Consider the optimal transport map $T$ between $N(\mu_0,\Sigma_0)$ and $N(\mu_1,\Sigma_1)$. I believed that the optimal transport was given by:
$$ T(x) = \mu_1 + \Sigma_1^{1/2} \Sigma_0^{-1/2}(x-\mu_0) $$
However in Peyre's book "Computational optimal transport" and other resources they claim that the map is:
$$T(x) = \mu_1 + (\Sigma_0^{-1/2}(\Sigma_0^{1/2}\Sigma_1 \Sigma_0^{1/2})^{1/2} \Sigma_0^{-1/2})(x-\mu_0) $$
I was wondering what is wrong with the transport I wrote.
My attempt
To prove that the proposed map works I used the Monge-Ampere equation. It is a straight forward calculation and everything works nicely.

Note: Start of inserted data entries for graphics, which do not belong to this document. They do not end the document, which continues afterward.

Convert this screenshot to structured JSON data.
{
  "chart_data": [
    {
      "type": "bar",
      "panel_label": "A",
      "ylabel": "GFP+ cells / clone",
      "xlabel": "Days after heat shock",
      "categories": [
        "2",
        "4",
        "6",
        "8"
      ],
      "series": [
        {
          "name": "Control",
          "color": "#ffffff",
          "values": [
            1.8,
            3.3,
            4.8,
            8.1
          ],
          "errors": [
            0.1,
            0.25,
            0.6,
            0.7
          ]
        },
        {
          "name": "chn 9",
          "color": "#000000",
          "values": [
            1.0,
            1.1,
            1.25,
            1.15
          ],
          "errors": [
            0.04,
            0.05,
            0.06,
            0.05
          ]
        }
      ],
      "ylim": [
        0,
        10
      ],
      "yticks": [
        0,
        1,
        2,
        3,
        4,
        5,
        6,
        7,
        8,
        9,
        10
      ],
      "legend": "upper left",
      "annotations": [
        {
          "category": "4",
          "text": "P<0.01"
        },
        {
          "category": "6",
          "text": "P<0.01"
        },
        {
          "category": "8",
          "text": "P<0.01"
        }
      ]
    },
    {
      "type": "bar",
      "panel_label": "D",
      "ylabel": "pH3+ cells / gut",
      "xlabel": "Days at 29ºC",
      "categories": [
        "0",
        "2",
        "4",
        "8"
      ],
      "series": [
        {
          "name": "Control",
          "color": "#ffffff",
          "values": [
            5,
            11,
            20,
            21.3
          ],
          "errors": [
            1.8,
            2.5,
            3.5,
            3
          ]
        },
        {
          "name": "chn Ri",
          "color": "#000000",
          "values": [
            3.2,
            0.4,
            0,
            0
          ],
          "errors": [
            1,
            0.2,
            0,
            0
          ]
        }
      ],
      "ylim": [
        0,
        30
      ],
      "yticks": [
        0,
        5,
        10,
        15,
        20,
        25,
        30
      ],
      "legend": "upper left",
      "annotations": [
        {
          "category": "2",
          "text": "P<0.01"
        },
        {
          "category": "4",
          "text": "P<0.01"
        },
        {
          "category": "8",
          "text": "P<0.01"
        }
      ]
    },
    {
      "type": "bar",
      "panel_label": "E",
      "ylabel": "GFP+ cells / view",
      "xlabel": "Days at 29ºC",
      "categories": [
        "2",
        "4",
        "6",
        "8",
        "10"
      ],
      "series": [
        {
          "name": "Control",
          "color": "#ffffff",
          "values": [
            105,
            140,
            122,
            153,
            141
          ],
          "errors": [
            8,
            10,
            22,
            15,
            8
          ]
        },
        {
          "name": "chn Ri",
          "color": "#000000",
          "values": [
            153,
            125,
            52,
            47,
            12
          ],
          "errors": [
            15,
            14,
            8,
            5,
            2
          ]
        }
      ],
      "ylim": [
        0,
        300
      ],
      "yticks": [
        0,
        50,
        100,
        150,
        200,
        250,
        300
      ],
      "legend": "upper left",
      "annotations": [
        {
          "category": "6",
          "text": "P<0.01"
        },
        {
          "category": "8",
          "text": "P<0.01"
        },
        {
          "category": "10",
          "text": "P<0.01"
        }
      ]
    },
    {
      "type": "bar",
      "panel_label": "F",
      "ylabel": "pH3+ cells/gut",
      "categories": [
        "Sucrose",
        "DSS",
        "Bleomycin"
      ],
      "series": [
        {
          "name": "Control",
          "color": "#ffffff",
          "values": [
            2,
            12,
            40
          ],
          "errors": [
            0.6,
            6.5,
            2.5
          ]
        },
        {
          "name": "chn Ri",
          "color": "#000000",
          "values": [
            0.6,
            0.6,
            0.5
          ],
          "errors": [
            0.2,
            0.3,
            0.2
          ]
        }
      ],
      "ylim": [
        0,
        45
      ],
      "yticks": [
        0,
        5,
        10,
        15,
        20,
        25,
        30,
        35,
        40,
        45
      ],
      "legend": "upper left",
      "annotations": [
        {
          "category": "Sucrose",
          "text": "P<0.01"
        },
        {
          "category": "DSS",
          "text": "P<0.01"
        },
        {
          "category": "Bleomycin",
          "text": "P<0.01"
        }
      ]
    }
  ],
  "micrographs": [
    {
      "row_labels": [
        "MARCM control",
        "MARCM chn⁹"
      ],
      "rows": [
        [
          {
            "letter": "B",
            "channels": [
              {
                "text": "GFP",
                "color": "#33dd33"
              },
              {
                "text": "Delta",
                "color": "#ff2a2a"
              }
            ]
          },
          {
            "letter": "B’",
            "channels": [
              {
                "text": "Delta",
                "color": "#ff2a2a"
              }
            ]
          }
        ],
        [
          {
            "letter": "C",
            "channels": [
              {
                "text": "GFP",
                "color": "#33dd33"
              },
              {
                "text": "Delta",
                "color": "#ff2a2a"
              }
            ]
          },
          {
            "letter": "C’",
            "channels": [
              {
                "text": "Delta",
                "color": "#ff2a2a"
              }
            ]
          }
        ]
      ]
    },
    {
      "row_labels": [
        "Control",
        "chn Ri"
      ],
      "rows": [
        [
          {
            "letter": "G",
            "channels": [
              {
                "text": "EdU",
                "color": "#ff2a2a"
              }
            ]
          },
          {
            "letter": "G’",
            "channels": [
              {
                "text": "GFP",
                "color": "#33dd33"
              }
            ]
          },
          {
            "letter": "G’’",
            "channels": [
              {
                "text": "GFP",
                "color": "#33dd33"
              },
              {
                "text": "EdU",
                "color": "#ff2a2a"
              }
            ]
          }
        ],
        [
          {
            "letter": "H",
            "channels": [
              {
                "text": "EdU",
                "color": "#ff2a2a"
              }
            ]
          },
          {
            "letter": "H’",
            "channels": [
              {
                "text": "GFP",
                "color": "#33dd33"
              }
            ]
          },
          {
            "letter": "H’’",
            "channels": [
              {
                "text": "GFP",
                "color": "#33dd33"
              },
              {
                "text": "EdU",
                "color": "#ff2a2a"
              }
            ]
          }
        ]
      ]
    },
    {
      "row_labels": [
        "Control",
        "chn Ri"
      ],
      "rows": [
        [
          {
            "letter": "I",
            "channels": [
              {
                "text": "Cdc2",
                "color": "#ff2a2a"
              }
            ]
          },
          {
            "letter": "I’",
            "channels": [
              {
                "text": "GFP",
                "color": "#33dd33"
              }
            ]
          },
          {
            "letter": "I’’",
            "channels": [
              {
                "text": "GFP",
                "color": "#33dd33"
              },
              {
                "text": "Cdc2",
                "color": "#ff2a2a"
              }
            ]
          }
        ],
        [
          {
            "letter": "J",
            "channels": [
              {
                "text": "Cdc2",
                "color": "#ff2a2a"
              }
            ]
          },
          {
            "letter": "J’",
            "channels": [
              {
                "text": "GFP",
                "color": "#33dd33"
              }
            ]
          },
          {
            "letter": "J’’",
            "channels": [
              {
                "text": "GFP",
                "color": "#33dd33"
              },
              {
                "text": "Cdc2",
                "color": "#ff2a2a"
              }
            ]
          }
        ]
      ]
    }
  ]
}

Recall that for $T(x)$ to be optimal it has to be the gradient of a convex function $\phi(x).$ In your case if $T$ is the gradient of a function $\phi$ then $$ \Delta \phi = \Sigma_1^{1/2}\Sigma_0^{-1/2}, $$ but this matrix won't be in general positive definite or symmetric. Therefore you are considering cannot be optimal.